I am trying to examine protein activity changes in diseased vs healthy skin using VIPER. I used 92 diseased and 82 healthy RNA-Seq samples to reverse engineer a skin-specific transcriptional network using the combined diseased and healthy samples with ARACNe.
Question 1: Is it OK to build the transcriptional network from both healthy and diseased samples together?
Following the VIPER vignette, I am able to generate protein activity scores for each sample and compare activity levels for specific proteins
#emat is an expression matrix
vpres <- viper(emat, regulons, verbose = TRUE)
dim(vpres)
# 7066 174 - includes scores for diseased and healthy samples
protein_id = 'LAG3'
t.test(vpres[protein_id, disease_samples], vpres[protein_id, healthy_samples])

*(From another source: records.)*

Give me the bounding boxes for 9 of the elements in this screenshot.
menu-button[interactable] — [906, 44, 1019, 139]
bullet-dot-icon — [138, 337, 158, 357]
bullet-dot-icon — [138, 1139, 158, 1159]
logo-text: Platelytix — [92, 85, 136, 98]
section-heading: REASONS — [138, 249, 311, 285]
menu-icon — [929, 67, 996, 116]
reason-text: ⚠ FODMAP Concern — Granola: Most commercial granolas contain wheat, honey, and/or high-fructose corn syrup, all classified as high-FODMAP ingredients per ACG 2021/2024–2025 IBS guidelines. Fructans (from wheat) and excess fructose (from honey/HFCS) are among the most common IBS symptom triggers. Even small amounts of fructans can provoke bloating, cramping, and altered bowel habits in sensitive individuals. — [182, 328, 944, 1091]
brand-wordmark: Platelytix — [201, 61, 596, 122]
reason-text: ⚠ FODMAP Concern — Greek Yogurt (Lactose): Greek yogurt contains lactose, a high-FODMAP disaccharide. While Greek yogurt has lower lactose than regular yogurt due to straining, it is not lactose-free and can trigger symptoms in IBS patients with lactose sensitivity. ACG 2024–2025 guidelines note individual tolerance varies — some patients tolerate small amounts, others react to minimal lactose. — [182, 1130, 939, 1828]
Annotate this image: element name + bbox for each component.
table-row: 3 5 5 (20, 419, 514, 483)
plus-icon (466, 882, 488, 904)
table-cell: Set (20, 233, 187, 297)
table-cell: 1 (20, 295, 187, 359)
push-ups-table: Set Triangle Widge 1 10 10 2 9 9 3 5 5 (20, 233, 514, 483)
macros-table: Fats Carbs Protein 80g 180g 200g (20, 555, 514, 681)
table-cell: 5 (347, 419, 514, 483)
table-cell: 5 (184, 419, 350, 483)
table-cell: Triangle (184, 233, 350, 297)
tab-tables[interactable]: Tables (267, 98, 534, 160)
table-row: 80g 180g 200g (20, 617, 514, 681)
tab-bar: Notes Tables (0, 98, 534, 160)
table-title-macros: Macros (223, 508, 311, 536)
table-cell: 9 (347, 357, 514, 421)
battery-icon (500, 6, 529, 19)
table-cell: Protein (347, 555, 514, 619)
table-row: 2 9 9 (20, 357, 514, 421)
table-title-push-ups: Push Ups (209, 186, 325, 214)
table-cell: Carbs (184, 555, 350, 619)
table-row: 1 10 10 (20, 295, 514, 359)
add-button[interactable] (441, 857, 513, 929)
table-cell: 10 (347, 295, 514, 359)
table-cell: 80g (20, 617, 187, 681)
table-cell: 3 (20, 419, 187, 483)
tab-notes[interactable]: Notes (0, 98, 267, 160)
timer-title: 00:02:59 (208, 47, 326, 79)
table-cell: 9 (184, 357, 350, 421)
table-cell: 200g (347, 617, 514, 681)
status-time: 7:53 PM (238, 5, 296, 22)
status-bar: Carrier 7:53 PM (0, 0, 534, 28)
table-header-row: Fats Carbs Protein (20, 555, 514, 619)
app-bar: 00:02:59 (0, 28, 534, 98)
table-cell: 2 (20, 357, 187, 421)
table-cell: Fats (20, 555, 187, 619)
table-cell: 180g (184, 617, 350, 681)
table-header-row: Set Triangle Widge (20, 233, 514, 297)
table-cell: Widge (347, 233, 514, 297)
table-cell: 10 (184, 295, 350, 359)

The vignette also mentions that estimating a null model is more accurate. Following the vignette's code
# These are subsets of emat with the relevant samples
diseaseMat <- emat[, diseaseIdx]
healthyMat <- emat[, healthyIdx]
vpsig <- viperSignature(diseaseMat, healthyMat, cores = 2)
vpres2 <- viper(vpsig, regulons, verbose = TRUE)
dim(vpres2)
# 7066 92 - only includes scores for disease samples
Now vpres2
only has values for the diseased samples but not healthy samples. This prevents me from using a two-sample
t-test to compare diseased vs healthy protein values.
Question 2: How do I compare protein activity in healthy vs disease tissues when using a permutation-based null model?